Yamakasi, c'est aussi le nom que se sont donné sept amis qui voient la vie en verticale. Leur plaisir, leur sport, leur passion: escalader les tours de 20 - 25 étages sur le coup de 6-7 heures du mat', pour admirer le lever du soleil sur la plate-forme tout en haut. Effet garanti sur les locataires de la tour qui, la tête dans le café, voient passer un type devant leur fenêtre et dans le sens inhabituel.

Ce genre de plaisanterie irrite beaucoup les flics, lesquels mettent énormément d'ardeur et de moyens pour les attraper alors qu'ils ne font rien de mal.
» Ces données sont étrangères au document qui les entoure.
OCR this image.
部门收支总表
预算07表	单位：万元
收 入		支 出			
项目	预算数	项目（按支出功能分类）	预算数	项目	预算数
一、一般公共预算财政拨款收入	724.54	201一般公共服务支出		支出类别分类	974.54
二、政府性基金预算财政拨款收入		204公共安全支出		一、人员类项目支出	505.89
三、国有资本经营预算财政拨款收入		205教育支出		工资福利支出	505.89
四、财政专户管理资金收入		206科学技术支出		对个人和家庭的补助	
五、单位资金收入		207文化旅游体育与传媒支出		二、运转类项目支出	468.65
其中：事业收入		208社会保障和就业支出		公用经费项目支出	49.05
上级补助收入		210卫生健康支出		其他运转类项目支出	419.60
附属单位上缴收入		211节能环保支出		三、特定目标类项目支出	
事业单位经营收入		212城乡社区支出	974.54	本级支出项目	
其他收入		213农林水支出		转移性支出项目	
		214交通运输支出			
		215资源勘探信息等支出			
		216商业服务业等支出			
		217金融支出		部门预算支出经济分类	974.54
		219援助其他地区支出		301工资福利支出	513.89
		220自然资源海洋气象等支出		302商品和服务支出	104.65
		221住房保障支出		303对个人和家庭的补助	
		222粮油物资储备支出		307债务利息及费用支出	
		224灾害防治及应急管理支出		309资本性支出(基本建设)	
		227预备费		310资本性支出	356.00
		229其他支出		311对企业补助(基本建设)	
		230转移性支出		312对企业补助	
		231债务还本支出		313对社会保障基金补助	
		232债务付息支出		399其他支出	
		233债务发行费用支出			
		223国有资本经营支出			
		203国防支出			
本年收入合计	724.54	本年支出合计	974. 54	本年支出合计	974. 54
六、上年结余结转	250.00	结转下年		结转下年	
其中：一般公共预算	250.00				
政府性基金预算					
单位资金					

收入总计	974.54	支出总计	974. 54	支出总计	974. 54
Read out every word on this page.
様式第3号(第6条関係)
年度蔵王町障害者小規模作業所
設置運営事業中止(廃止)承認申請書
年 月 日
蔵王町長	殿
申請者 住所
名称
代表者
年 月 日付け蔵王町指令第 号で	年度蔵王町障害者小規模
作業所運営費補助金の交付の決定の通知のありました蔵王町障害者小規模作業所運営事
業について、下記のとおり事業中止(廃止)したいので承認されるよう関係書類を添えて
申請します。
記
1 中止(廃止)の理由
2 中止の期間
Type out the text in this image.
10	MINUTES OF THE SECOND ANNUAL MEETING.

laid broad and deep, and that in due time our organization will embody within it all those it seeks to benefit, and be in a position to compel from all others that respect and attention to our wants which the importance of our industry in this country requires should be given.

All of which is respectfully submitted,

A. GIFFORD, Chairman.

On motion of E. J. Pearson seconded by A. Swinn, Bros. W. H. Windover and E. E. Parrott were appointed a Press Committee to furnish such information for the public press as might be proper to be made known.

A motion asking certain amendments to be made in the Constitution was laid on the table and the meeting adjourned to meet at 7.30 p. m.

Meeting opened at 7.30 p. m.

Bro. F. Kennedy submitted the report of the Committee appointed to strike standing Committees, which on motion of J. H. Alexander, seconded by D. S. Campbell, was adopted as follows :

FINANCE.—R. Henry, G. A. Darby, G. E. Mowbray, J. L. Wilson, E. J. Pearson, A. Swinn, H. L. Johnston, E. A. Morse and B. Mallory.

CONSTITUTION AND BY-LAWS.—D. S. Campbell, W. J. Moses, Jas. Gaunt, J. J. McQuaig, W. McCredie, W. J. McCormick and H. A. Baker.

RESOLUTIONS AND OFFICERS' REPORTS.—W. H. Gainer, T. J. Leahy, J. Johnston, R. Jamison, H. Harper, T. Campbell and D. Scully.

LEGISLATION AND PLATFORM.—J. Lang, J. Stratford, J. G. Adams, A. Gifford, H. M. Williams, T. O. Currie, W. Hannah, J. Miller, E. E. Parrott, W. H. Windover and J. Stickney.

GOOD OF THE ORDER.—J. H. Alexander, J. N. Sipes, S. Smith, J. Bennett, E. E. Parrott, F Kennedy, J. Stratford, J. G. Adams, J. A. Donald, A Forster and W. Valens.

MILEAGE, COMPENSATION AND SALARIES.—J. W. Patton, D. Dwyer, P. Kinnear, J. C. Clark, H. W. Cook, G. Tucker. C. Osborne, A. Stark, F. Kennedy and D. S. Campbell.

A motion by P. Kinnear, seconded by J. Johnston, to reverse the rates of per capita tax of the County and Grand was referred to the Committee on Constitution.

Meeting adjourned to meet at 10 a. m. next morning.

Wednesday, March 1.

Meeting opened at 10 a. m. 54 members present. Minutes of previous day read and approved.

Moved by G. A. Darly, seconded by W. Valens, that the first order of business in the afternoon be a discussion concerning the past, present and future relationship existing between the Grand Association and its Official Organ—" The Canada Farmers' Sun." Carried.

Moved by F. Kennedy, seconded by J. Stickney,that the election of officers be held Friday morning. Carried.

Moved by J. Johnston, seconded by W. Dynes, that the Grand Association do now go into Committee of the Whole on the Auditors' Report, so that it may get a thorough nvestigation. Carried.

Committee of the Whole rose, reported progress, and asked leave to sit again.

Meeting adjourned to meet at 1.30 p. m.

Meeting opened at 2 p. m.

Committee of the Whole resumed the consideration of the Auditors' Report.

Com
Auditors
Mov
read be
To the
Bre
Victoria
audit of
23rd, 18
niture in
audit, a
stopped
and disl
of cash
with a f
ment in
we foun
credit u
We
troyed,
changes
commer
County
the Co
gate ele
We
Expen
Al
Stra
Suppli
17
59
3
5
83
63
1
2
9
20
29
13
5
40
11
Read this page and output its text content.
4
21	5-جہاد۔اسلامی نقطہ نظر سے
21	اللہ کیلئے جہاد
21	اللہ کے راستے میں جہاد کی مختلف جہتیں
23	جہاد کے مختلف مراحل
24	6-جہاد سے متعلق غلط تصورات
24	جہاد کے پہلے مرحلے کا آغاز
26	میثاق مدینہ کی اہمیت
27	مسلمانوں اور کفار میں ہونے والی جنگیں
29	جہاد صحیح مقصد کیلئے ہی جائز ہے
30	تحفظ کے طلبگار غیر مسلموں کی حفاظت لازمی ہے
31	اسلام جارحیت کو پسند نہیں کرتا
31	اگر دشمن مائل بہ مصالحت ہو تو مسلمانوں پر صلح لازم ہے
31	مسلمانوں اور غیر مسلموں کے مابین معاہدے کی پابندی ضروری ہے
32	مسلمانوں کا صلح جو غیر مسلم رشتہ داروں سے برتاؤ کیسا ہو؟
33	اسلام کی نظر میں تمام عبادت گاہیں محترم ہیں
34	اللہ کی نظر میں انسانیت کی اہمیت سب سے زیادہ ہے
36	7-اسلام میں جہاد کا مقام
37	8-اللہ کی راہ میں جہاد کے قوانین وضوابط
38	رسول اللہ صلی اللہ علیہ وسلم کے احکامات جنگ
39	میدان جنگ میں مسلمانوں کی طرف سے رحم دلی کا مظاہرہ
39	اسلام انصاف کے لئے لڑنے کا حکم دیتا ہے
Si ce n'est que l'exemple peut être dangereux pour les kets de la banlieue qui n'ont pas leur force, leur souplesse, leur technique, mais les admirent comme des dieux, et rêvent de faire comme eux, tellement ça kill.

Et voilà qu'un jour, en jouant à Yamakasi, le petit Djamel se retrouve à l'hosto dans un état critique avec un coeur à remplacer d'extrême urgence. Le coeur, les Yamakasi l'ont sous la main. Pas le flouze. Leur idée: braquer les médecins de l'organisme de transplantation, étant entendu que, s'ils les dépouillent, c'est pour pouvoir les payer ensuite.

ELLE VOLE, ELLE VOLE, LA BANLIEUE

Après s'être passionné pour Mayol qui plongeait à la verticale en apnée dans «Le Grand bleu», il y avait une logique à ce que Luc Besson se passionne pour ces Yamakasi qui grimpent à la verticale les buildings à mains nues et sans équipement. Cela débouche sur un film d'action qui sort de l'ordinaire, marche sur les façades, saute des toits, bondit des escaliers, vrille comme un ascenseur dans un défi permanent à l'attraction terrestre.

Mais ces très spectaculaires scènes de vol dans les deux sens du terme s'intègrent dans un scénario, généreux dans son élan, poujadiste dans sa conclusion.

Flics, politiciens, chirurgiens, tous sont pourris, d'autant plus pénibles que leurs interprètes sont invités à surjouer. On atteint l'écoeurement dans le dernier rebondissement. Dommage. Pourquoi bricoler un scénario alors que la naissance des Yamakasi était une histoire originale? Pourquoi faire rimer absolument film d'action et bas de plafond?